Pressing my lips together, I hesitated before plunging my hand into the vat. My fingertips felt ablaze and then frostbitten-cold. My hand glowed crimson, and I dropped the bamboo onto the floor. My fingers were pulsating. My head was pounding. My breath came out in short spurts. The pain flowed freely, and it couldn’t be stanched.

A bell echoed throughout the factory signaling the end of the day, but no one around me moved. I looked up fearfully at the overseer and could not find the voice to ask for my pay. I did not need to. He nonchalantly tossed me ten feng, cents. “Get out,” he muttered.

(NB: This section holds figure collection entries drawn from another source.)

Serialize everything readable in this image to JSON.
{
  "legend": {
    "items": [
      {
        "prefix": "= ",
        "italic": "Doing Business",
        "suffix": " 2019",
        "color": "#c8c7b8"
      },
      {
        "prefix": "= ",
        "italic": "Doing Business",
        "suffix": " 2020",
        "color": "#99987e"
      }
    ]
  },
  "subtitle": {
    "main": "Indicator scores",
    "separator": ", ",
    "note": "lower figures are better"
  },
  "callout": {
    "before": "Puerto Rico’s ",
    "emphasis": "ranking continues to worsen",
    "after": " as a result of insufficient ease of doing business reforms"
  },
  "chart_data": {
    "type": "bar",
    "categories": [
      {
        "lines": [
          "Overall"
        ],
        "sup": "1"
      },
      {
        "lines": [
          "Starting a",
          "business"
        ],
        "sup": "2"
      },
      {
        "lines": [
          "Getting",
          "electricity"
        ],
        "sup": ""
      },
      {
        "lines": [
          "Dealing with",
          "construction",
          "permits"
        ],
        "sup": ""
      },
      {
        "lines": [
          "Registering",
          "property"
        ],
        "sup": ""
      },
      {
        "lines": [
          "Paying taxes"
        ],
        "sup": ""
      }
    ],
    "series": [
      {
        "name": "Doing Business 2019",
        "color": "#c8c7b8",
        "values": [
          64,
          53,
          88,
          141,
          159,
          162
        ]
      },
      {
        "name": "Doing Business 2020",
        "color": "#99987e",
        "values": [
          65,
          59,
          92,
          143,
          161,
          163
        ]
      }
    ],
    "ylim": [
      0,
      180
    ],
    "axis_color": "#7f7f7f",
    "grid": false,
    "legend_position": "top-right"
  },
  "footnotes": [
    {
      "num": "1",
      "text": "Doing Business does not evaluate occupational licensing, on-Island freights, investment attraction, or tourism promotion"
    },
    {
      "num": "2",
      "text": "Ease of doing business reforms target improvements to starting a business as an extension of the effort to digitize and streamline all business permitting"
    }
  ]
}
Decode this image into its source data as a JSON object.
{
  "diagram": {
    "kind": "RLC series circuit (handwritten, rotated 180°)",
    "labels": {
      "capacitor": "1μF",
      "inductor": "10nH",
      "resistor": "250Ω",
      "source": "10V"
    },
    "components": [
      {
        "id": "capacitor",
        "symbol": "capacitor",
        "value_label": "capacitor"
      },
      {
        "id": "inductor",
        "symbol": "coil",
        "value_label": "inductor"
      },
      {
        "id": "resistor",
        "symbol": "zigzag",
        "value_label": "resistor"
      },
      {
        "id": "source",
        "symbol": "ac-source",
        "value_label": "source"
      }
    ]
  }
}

Outside it was pouring. Torrents and torrents of rain fell from the murky gray sky. The sky was crying for me, and I was crying for myself. Tears and rain. I clung my ten cents to my chest and ran through the mud in my straw shoes. Freedom. This is what it felt like. Light and permeating and cool and smelling of grass and rain clouds. I clung my ten cents to my chest. Finally I had something my step- ma could not take from me, something my Ba would never give to me. Ten cents to spend. Ten cents for sweat and tears. Ten cents to symbolize a new beginning.

I knelt on my twelve-year-old knees and prayed. “Dear Ma, I left home, but I just want you to know I’m fine…”

*****

Outside it was raining. “Wow,” I whispered. “I had no idea.”